The deadly decor intended to bring doom

The Image House in Cheshire was decorated with stone ‘voodoo dolls’ by its hate-filled builder

By Richard Holland

A permanent testament to the belief in witchcraft in the late 18th and early 19th centuries in the British Isles can be found beside a country road in the tranquil English county of Cheshire.

Expert on the folklore of this north-western county, Christina Hole, records a story of a poacher who was found guilty of killing a gamekeeper in a fight. His sentence was to be transported out of Britain for eight years. Although the sentence was light for those days, presumably because there had been some provocation, the poacher considered it unjust. During the long years of his exile, he brooded on his supposed injustice and bitterness settled into his soul. He vowed revenge.
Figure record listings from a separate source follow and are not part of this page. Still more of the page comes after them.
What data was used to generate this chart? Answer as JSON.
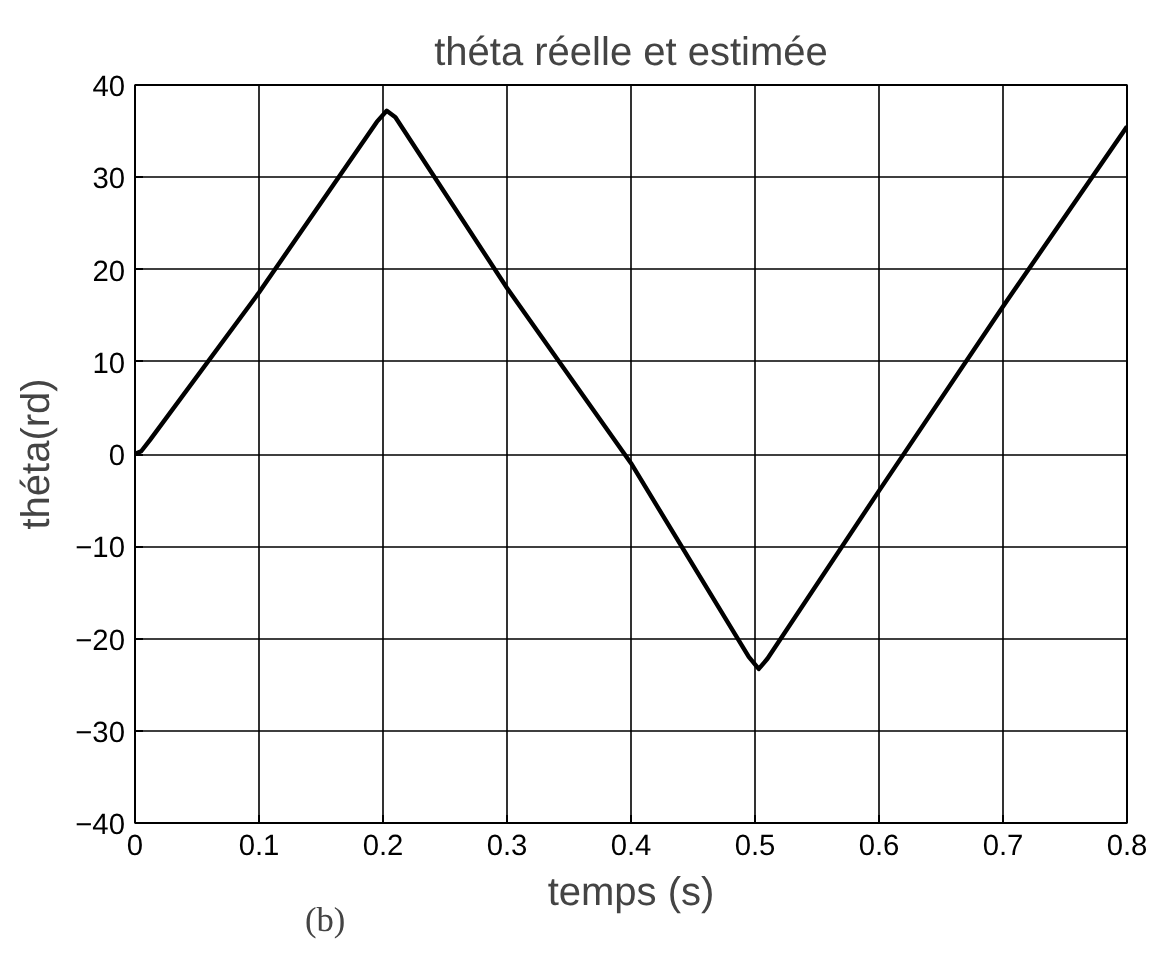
{
  "chart_data": {
    "type": "line",
    "title": "théta réelle et estimée",
    "xlabel": "temps (s)",
    "ylabel": "théta(rd)",
    "annotations": [
      "(b)"
    ],
    "x": [
      0,
      0.005,
      0.012,
      0.1,
      0.195,
      0.203,
      0.21,
      0.3,
      0.4,
      0.495,
      0.503,
      0.51,
      0.6,
      0.7,
      0.8
    ],
    "series": [
      {
        "color": "#000000",
        "values": [
          0,
          0.3,
          1.5,
          17.5,
          36,
          37.2,
          36.5,
          18,
          -1,
          -22,
          -23.3,
          -22.2,
          -4,
          16,
          35.5
        ]
      }
    ],
    "xlim": [
      0,
      0.8
    ],
    "ylim": [
      -40,
      40
    ],
    "xticks": [
      0,
      0.1,
      0.2,
      0.3,
      0.4,
      0.5,
      0.6,
      0.7,
      0.8
    ],
    "yticks": [
      -40,
      -30,
      -20,
      -10,
      0,
      10,
      20,
      30,
      40
    ],
    "grid": true,
    "marker": "none",
    "line_style": "solid"
  }
}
When he returned to England, he built himself a house on the outskirts of his home village of Bunbury, the scene of his disgrace. Clearly, he must have made some money while abroad, although he constructed the house under the old law of ‘jerry-building’, which permitted a man to claim land without purchase or lease, provided he could build some sort of a house in a single night and have the chimney smoking by sunrise.
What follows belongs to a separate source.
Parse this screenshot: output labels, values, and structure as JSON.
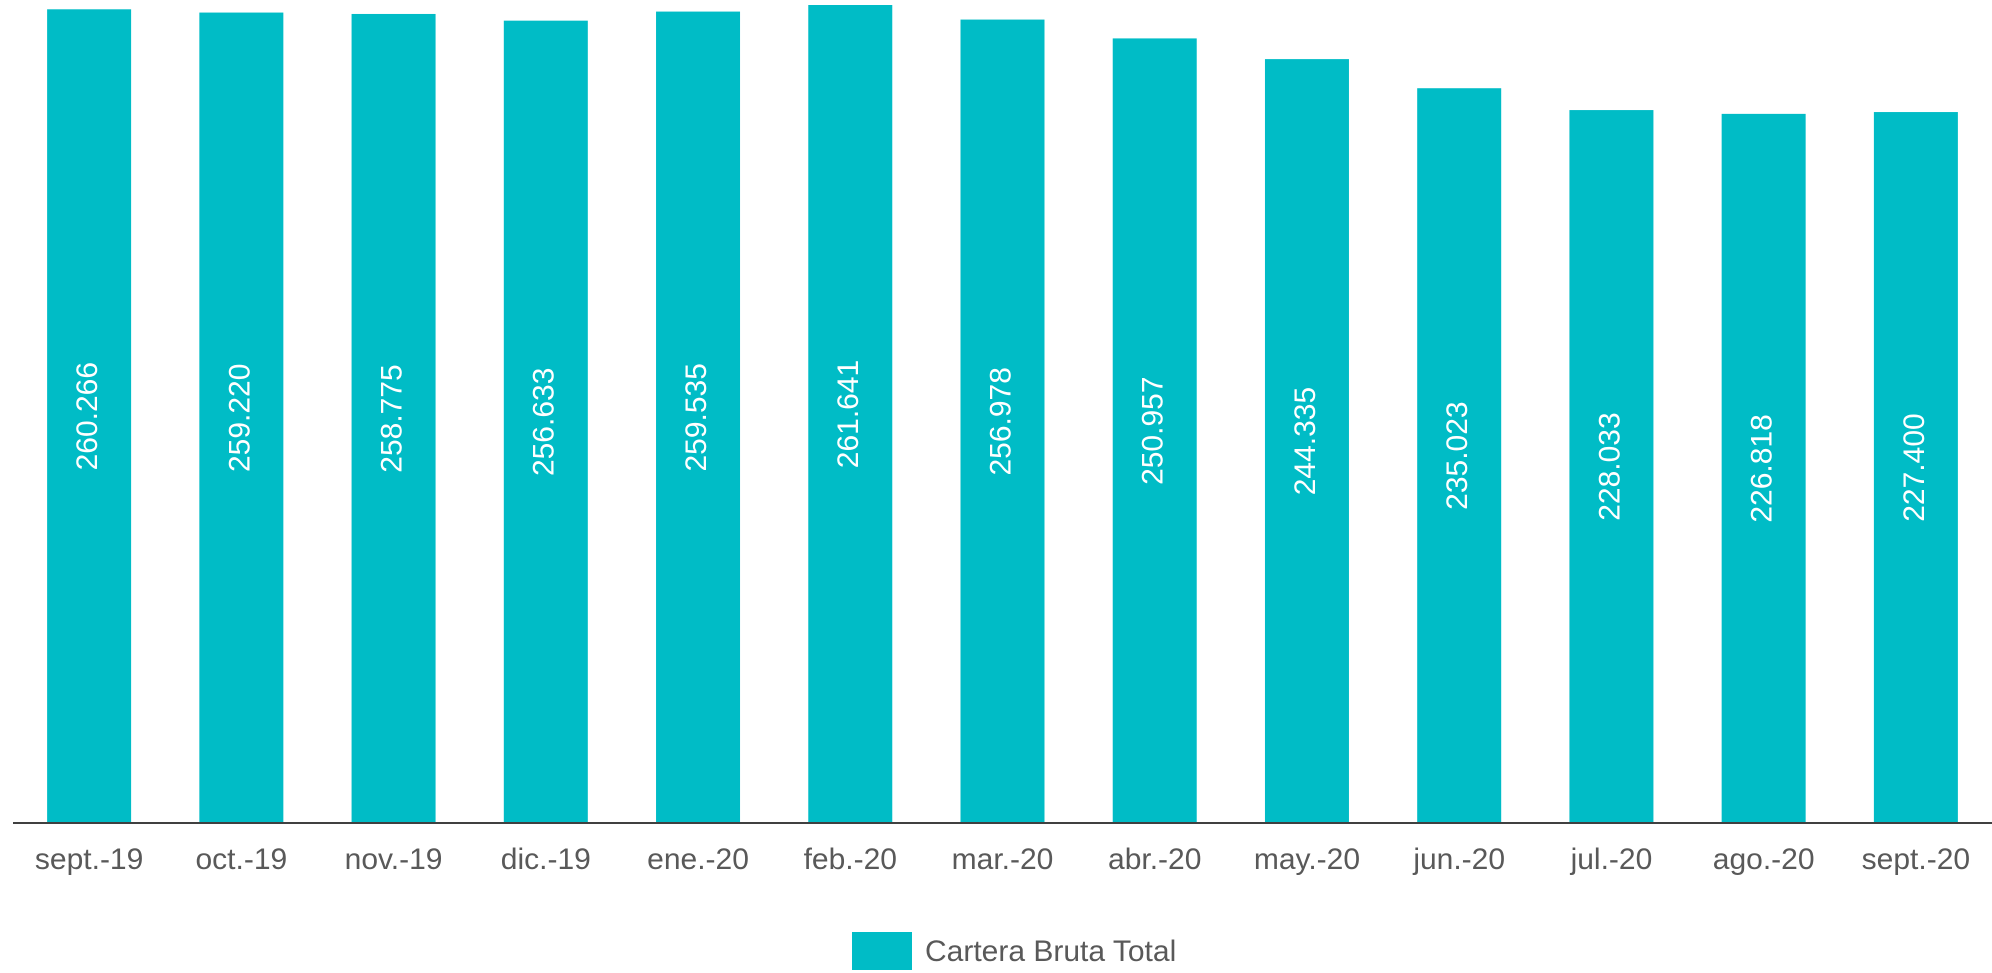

Now his hatred of those people whom he believed had wronged him began to take shape. He modelled heads and figures of those he considered his enemies: the judge, the sheriff’s officers, the witnesses and others connected with his trial. Having made them and named them, he cursed them, pouring all his hatred into them – and then set them up on the walls of his house for all to see.

In effect, he had performed an elaborate form of ‘sympathetic magic’, similar to that carried out by the Coventry conjurors using wax dolls [see 'Coventry conjurors who cursed a king'). If he had performed this ancient form of supernatural revenge a century or so earlier, he would almost certainly have been arrested and burned at the stake, but in the more enlightened days of Georgian England, he escaped serious censure. Although his 'enemies' may have laughed him to scorn, it may also be true that, as Christina Hole puts it: ‘probably every misfortune that befell them throughout their lives was ascribed to the force of the images, both by the maker and by the majority of his neighbours'.

Over the years the poacher's cottage became known as ‘The Image House' and his stone ‘voodoo dolls' can still be seen. On the walls are two small figures and some clumsily fashioned heads. Unfortunately, when I visited the Image House in 2007, the afternoon sunlight was streaming from directly behind it, making photography difficult, so I also reproduce here the illustration from Christina Hole's ‘Traditions and Customs of Cheshire' published in 1937 (click on each image to enlarge it).

The Image House stands on the right-hand side of the A49 (if heading south to Whitchurch), just before the left-hand turn to Bunbury village and about 100 yards after a convenient layby. Please remember that if you wish to take a look at this weird survival of witchcraft, the cottage is a private home and its residents may not welcome people gawping outside their front gate.